New Products – Old ideas with new applications

As we mentioned back in February, the natural offspring of the Affordable Care Act (ACA) is the development of new products, or the new application of existing products, to the changed world of benefits. There is a wide variety of ideas and approaches in the market, but the two of late that are getting a lot of talk are MEWA’s (Multiple Employer Welfare Arrangements) and models that utilize referenced-based pricing.

MEWA’s are not a new concept to the benefits world. As recently as a decade ago, MEWA’s were an attractive option to some employers because they provided a way to pool risk among various employer groups and they were not as heavily regulated as a typical insurance product.
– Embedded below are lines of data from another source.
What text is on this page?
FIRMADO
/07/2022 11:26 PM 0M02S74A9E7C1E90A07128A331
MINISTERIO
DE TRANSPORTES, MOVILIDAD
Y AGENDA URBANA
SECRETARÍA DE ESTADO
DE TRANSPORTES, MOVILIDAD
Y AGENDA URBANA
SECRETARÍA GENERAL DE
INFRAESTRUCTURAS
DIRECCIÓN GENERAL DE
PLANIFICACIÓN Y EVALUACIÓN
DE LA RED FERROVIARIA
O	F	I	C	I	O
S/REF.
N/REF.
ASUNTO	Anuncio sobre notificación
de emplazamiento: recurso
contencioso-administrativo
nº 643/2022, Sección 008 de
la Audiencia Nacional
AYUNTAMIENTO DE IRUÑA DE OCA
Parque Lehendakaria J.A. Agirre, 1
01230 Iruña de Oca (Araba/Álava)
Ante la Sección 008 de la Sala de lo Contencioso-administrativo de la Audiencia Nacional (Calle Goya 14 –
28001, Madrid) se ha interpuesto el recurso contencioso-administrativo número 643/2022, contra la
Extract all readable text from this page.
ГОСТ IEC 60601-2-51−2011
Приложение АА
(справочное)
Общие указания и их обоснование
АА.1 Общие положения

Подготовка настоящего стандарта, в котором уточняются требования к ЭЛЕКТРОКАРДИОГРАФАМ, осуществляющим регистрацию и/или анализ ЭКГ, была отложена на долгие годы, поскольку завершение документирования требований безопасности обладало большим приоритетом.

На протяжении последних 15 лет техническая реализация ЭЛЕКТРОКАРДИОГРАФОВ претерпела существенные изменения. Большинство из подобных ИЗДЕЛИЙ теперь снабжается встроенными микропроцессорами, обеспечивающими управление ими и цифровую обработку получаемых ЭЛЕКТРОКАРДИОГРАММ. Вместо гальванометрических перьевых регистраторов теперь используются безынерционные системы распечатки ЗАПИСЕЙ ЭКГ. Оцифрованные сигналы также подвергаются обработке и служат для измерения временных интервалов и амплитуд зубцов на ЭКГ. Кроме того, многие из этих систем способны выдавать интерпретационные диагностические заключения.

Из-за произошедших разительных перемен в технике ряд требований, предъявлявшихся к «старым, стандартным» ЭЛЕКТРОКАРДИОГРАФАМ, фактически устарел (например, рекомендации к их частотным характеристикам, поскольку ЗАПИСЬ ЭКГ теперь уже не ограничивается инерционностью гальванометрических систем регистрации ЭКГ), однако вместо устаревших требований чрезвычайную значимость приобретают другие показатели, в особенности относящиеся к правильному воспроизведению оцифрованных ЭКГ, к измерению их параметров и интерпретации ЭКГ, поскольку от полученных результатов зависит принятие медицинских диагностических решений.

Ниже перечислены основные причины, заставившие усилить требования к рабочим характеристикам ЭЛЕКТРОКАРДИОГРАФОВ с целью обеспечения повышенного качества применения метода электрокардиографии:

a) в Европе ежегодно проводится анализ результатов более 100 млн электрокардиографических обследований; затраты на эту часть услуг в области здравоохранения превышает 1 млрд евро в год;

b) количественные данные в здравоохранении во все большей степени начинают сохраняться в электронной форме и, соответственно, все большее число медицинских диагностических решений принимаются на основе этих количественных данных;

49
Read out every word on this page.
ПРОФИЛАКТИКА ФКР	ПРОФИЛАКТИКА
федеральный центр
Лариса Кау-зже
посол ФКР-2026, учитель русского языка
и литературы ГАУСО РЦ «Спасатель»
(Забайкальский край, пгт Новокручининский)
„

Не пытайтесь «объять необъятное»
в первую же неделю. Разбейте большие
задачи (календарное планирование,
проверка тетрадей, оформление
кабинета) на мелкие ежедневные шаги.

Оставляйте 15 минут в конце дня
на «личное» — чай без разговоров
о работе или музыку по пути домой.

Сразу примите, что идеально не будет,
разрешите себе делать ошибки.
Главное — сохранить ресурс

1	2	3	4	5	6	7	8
That lack of similar regulation and oversight helped provide a more cost-competitive product, but in the end it also served as the eventual downfall of nearly all MEWA’s, as almost all failed as a result of inadequate claims reserves and the inability, or fear of the inability, to pay claims. Today, because of their history, MEWA’s are heavily regulated by the Department of Insurance in Ohio, and as a result several have sprung up in response to healthcare reform and the stringent rating practices that are forced upon small groups (< 50 employees) under the ACA. Most notably, Anthem just released their MEWA product through the Southern Ohio Chamber Alliance (SOCA) for small groups effective May 1st (see attachment). Medical Mutual of Ohio is expected to have a product released within the year as well. Another MEWA product already on the market is limited to physician practices in Ohio through the Ohio State Medical Association (OSMA). These MEWA arrangements limit which agents have access to their plans, and in the case of all of these, we are fortunate to be one of those agencies.

Another approach that is somewhat new – at least to the Midwest but that has been gaining new traction across other parts of the country – is known as referenced-based pricing. Referenced-based pricing doesn’t necessarily involve a new type of insurance or a new funding arrangement for claims but rather is an approach of negotiating payment arrangements with providers for large claims outside of an established, pre-arranged provider contract. In essence, when a member anticipates a large medical service such as an inpatient stay or a surgery, referenced-based pricing models have intermediaries who contact providers directly in advance of a service and work to negotiate a fee that is usually based off of a percentage of what Medicare has contracted to pay. If the provider accepts the negotiated fee, then the services is performed at that location by that provider. If it is not accepted, then depending on the type of program, the member either has the option to pay the difference between what is charged and what is negotiated, or the intermediary may shop around for a provider who will accept the negotiated rate, in which case no balance billing issue occurs to the member. Because this “shopping” for healthcare is so different from what we are accustomed to, the market for plans using a referenced-based pricing model have been slow to emerge, but there are a few. Recently, CareWorks Comp, the largest workers comp administrator in the state, has partnered with a third-party administrator and four agents throughout the state (of which TAH Benefits is one) to offer a plan based on this concept. Because the approach is a departure from the current hands-off nature of health insurance, we expect it to take some time and additional refinement of the products before they will garner serious attention as an alternative to the current models. But with their ability to truly “bend the cost curve” by changing not how benefits are paid but instead the actual amount that is paid, as cost pressures continue to build these models are likely to offer viable alternatives in the future.